Family law has had an exciting decade, with many evolutions in the way lawyers and courts approach divorce and separation. As always, some of these evolutions have been driven by the changing ways that family units operate, and there is often a period where the law has to adapt to social change. With that in mind, here are ten key transformations that have taken place over the last ten years.
1. Collaborative Law
Collaborative Law arrived from the US as an alternative way of resolving issues arising from relationship breakdown. The separated couple and their solicitors sign a participation agreement committing them to avoid court proceedings, after which they attend meetings together to discuss the issues. This keeps everybody focused on negotiating a settlement, and can help to build a better ongoing relationship for the former partners. As a result, they will be much better placed when it comes to attending events such as school prize-giving, university graduations and weddings.
Although not a new way of resolving issues, it has become a mandatory consideration before Court proceedings can be issued. A Mediation Information Meeting (MIAM) provides an opportunity to determine if this is an appropriate way forward for a couple.
3. Maintenance for life
Under English Law, the court can order one party to pay maintenance to the other until one or other of them dies, even if a couple divorces as early as their late 30s. This has given England the nickname of “the divorce capital of the world”. Is this changing? That seems to depend on where in England you live, but there are signs that this is now out of step with the rest of the world and we may see a decline in its future use.

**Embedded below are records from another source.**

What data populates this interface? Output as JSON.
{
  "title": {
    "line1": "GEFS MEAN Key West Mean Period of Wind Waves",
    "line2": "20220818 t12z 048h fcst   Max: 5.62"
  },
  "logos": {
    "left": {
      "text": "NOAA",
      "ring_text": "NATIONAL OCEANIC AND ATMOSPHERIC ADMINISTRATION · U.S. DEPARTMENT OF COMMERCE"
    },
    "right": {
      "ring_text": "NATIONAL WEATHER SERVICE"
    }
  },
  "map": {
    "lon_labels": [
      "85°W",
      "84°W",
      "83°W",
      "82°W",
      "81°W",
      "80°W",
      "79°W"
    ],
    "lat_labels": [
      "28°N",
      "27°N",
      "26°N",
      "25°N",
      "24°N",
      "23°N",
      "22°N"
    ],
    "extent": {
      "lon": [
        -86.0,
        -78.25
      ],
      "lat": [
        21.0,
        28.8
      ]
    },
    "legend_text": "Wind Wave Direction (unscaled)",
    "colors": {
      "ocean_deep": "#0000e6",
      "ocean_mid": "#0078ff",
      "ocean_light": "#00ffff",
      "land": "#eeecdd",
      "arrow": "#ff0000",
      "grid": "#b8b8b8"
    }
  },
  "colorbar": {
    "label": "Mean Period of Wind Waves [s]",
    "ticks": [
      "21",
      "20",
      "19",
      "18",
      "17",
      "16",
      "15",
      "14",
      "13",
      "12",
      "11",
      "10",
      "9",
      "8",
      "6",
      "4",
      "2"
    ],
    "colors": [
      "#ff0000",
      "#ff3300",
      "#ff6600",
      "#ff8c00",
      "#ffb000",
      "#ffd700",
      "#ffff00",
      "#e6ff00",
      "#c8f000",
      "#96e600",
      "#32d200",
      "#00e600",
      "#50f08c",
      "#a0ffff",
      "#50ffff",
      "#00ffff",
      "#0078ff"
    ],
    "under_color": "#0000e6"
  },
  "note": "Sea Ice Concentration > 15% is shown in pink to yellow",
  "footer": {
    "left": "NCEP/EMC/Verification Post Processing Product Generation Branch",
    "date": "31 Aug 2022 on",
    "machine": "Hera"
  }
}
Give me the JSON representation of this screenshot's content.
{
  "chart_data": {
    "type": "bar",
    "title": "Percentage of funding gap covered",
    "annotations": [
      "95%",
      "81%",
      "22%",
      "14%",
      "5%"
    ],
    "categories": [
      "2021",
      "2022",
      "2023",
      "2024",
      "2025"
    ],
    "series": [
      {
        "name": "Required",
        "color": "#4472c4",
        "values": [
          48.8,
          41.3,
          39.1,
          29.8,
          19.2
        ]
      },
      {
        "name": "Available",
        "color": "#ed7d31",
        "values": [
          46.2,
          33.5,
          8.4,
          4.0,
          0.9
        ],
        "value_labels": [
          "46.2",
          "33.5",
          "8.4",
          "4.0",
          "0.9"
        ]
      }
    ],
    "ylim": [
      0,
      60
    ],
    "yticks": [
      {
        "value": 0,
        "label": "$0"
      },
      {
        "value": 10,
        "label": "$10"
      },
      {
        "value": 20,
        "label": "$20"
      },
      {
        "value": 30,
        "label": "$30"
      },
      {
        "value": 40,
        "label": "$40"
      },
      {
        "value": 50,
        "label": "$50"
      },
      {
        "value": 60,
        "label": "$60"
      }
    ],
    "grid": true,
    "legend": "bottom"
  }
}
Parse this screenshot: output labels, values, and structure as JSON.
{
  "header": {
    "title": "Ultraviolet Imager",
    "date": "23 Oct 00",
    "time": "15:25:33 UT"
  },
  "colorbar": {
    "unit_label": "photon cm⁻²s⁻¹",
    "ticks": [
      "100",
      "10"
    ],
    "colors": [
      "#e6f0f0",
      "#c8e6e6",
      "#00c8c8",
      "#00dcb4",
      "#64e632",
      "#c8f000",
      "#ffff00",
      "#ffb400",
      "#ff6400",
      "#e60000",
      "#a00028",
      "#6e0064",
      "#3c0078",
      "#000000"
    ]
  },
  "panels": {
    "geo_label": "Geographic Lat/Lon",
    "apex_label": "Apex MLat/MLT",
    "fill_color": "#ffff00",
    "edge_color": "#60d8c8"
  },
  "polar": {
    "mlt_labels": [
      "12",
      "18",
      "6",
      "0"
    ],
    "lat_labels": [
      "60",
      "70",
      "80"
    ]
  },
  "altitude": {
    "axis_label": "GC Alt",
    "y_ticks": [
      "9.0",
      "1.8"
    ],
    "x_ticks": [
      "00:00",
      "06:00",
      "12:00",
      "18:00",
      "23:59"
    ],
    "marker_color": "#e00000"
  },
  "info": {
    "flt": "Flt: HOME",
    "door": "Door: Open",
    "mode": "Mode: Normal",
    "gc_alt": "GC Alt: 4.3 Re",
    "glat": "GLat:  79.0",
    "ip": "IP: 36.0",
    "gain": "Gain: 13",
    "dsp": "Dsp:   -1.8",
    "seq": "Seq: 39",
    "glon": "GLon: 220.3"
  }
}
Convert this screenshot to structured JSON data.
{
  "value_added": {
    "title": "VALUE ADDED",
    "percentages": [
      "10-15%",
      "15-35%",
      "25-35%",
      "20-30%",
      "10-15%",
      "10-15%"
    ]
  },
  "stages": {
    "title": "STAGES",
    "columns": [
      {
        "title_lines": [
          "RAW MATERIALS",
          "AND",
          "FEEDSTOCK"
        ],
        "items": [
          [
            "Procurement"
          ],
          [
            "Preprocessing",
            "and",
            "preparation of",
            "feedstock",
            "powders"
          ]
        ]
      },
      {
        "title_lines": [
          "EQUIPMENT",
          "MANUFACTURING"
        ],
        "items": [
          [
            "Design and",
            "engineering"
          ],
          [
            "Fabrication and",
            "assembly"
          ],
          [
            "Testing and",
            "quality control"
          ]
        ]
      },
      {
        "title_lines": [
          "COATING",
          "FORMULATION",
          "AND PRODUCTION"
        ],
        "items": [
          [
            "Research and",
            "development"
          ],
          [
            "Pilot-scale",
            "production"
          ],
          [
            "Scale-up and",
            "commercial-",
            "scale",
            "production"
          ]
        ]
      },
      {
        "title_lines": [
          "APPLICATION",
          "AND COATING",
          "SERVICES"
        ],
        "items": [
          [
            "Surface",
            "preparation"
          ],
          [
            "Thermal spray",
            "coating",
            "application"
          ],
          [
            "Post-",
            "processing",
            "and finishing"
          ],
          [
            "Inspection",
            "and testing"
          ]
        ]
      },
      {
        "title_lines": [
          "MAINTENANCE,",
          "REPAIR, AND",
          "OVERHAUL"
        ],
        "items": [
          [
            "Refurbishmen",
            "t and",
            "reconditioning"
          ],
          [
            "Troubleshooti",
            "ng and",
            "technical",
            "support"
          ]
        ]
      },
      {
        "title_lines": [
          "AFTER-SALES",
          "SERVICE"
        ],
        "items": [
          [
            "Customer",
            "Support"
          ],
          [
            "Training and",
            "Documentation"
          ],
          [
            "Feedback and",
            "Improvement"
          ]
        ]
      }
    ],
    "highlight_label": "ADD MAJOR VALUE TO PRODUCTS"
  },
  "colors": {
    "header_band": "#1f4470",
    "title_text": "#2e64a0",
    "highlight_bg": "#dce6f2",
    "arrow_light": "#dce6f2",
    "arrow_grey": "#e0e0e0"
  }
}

4. Children in the care of their fathers
Many envisaged we would see children spending half of their time with each parent by now but, after some initial progress around 10 years ago, this has not moved forward as much as might have been expected. Although courts are fully focused on it being best for a child to have both parents in their lives, there can still be a tendency to favour the child being based with one parent, albeit with lots of contact with the other.
5. State Benefits
The big change is that Child Tax Credit and Working Tax Credits are to be replaced with Universal Credits. What’s the difference? Well, CTC and WTC were unaffected by maintenance payments, which were traditionally paid from husband to wife. Now, maintenance will be taken into account for Universal Tax Credits, which are expected to be phased in by 2017. We have yet to learn whether this is a return to the ‘poverty trap’ where the mother is no better off receiving maintenance from the children’s father because of the loss of Universal Credits.
Unfortunately, the time it takes to get from court application to final hearing has got longer and longer. Courts are often snowed under and, if a Court decides that a final hearing is required to decide issues regarding the children, it can be 6 to 8 months before the next available slot.
Contrary to media speculation, not much has changed since the Children Act 1989 gave grandparents the right to apply for contact with their grandchildren. Has it been successful? Sometimes, particularly for grandparents that find themselves in a situation where their own child isn’t seeing their children, perhaps through serious ill health, disinterest or death. In that situation, if the court is supportive of children having contact with that side of the family, the grandparents will often succeed.
The Children and Family Court Advisory and Support Service is the eyes and ears for the Court, and provides detailed information on children to help the Court make the best decision. Traditionally, CAFCASS reports were lengthy, detailed, time consuming and costly. But when the reports became shorter, parents expressed concern that they were based on only a very brief time between the CAFCASS officer and the children.
Nowadays, as soon as an Application is issued CAFCASS carries out a safeguarding report and speaks with both parents. At Court, a CAFCASS officer is present to provide the couple an opportunity to resolve issues before heading further into Court proceedings. If a report is required, it is now carefully considered and extremely helpful in resolving matters (certainly in Hertfordshire), even if it isn’t always what one or other parent would like to read.
Unfortunately, litigation costs continue to rise, which is why SA Law places strong emphasis on considering options in the context of their cost implications before advising the client on an optimal route.
Subject to age and the type of pension scheme, it is now possible to draw out your entire pension scheme, although after the first 25% any further withdrawals are taxed at a person’s marginal rate. How are the Courts going to deal with this? We’re still waiting to see the legal impacts. For example, it may no longer be possible for one person to say they can’t afford a house if there is a pension pot available. Then again, will the Court expect them to take the tax hit of withdrawing the pension money?